Publié le 18 avril 2016 par Francisrichard @francisrichard
Dispersez-vous, ralliez-vous!, de Philippe Djian

Dispersez-vous, ralliez-vous! est un vers tiré du célèbre poème d'Arthur Rimbaud, intitulé Les corbeaux. Ce titre ne présage donc rien de bon, du moins pour ce qui est de son contenu. Car, sinon, il convient bien à la musique textuelle de Philippe Djian, faite de diffusions puis de fusions, de dialogues et de pensées qui se distinguent, certes, mais à peine, de la narration, faisant en quelque sorte corps avec elle.

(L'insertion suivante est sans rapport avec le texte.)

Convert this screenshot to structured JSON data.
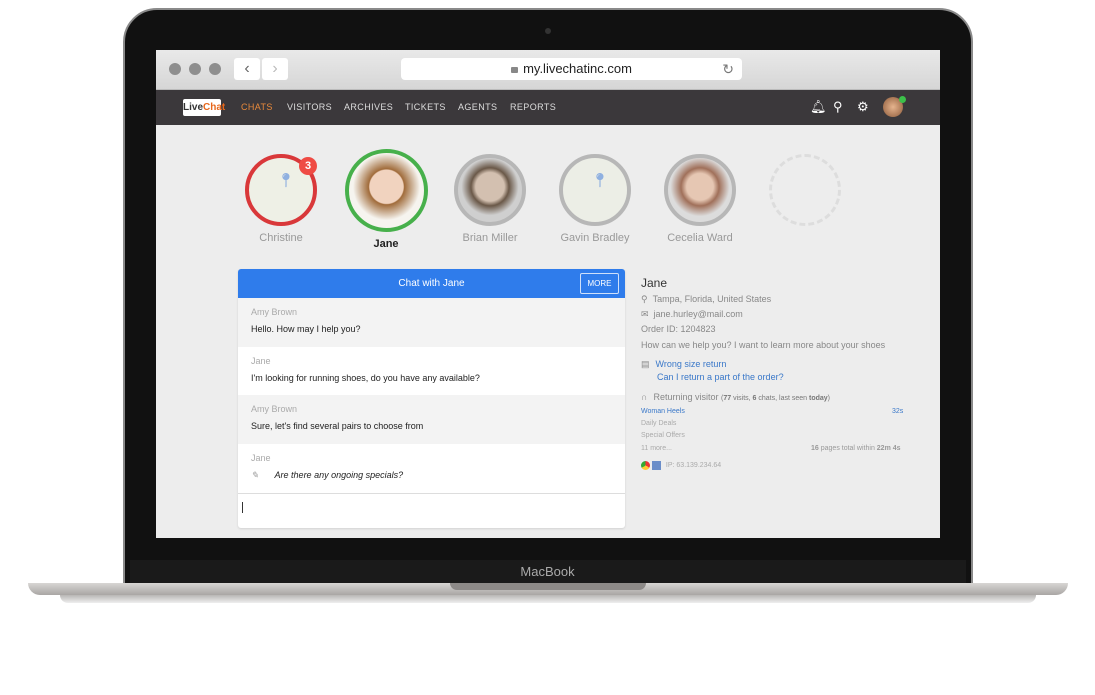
{
  "device": {
    "label": "MacBook"
  },
  "browser": {
    "url": "my.livechatinc.com",
    "back_icon": "chevron-left-icon",
    "forward_icon": "chevron-right-icon",
    "lock_icon": "lock-icon",
    "reload_icon": "reload-icon"
  },
  "app": {
    "logo": {
      "part1": "Live",
      "part2": "Chat"
    },
    "nav": [
      {
        "label": "CHATS",
        "active": true
      },
      {
        "label": "VISITORS"
      },
      {
        "label": "ARCHIVES"
      },
      {
        "label": "TICKETS"
      },
      {
        "label": "AGENTS"
      },
      {
        "label": "REPORTS"
      }
    ],
    "icons": [
      "bell-icon",
      "search-icon",
      "gear-icon",
      "avatar"
    ],
    "accent": "#e8893b",
    "online_color": "#3cc04a"
  },
  "visitors": [
    {
      "name": "Christine",
      "badge": "3",
      "status": "red",
      "type": "map"
    },
    {
      "name": "Jane",
      "status": "green",
      "active": true
    },
    {
      "name": "Brian Miller"
    },
    {
      "name": "Gavin Bradley",
      "type": "map"
    },
    {
      "name": "Cecelia Ward"
    },
    {
      "name": "",
      "empty": true
    }
  ],
  "chat": {
    "title": "Chat with Jane",
    "more": "MORE",
    "header_color": "#2f7ceb",
    "messages": [
      {
        "author": "Amy Brown",
        "text": "Hello. How may I help you?"
      },
      {
        "author": "Jane",
        "text": "I'm looking for running shoes, do you have any available?"
      },
      {
        "author": "Amy Brown",
        "text": "Sure, let's find several pairs to choose from"
      },
      {
        "author": "Jane",
        "text": "Are there any ongoing specials?",
        "typing": true
      }
    ],
    "input_value": ""
  },
  "details": {
    "name": "Jane",
    "location": "Tampa, Florida, United States",
    "email": "jane.hurley@mail.com",
    "order": "Order ID: 1204823",
    "question": "How can we help you? I want to learn more about your shoes",
    "links": [
      "Wrong size return",
      "Can I return a part of the order?"
    ],
    "returning": "Returning visitor",
    "visits": "77",
    "visits_l": " visits, ",
    "chats": "6",
    "chats_l": " chats, last seen ",
    "seen": "today",
    "pages": [
      {
        "title": "Woman Heels",
        "time": "32s"
      },
      {
        "title": "Daily Deals"
      },
      {
        "title": "Special Offers"
      }
    ],
    "more": "11 more...",
    "pages_total": "16",
    "pages_total_l": " pages total within ",
    "duration": "22m 4s",
    "ip": "IP: 63.139.234.64"
  }
}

Les deux impératifs du vers-titre sont des commandements donnés à l'armée étrange aux cris sévères des corbeaux, que le poète prie le Seigneur de laisser s'abattre sur la nature défleurie... Dans ce poème noir et inquiétant, Arthur Rimbaud compare sa récente défaite personnelle à celle de la France. Mais, au contraire de cette dernière, la sienne est une défaite irrémédiable, une défaite sans avenir...

Myriam, élevée par son seul père, raconte son histoire singulière, celle d'un vagabondage, où, allant d'une rencontre l'autre, elle se laisse porter par les événements qui se présentent. Quinze ans de sa vie de femme s'écoulent ainsi, depuis sa rencontre avec Yann, âgé de vingt-cinq ans de plus qu'elle, jusqu'à une dernière rencontre, manquée celle-là, ce qu'augure une sinistre envolée d'oiseaux noirs, toute rimbaldienne.

Yann est le premier amant de Myriam, mais pas le dernier, comme elle n'est pas sa première amante, ni la dernière. De leur union maritale naît Caroline... Yann a une soeur, Maria. Myriam a un frère, Nathan. Tout ce petit monde se rencontre, fait des rencontres. Les rapports entre eux sont tordus, ambigus, troubles parfois. D'aucuns, comme Yann et Myriam, acceptent beaucoup l'un de l'autre, en bien comme en mal; d'autres ne s'acceptent pas...

L'univers dans lequel les personnages évoluent semble ne suivre aucune règle. Ils apparaissent, disparaissent, réapparaissent, au détour d'une phrase, de manière inattendue, en tout cas pour le lecteur qui ne prête pas suffisamment attention à ce qu'il lit. Au fil des années, Myriam fait ainsi son apprentissage de la vie. La drogue, le sexe, la violence y prennent  leur part. Et sa personnalité qui semble inexistante au début prend peu à peu de la consistance.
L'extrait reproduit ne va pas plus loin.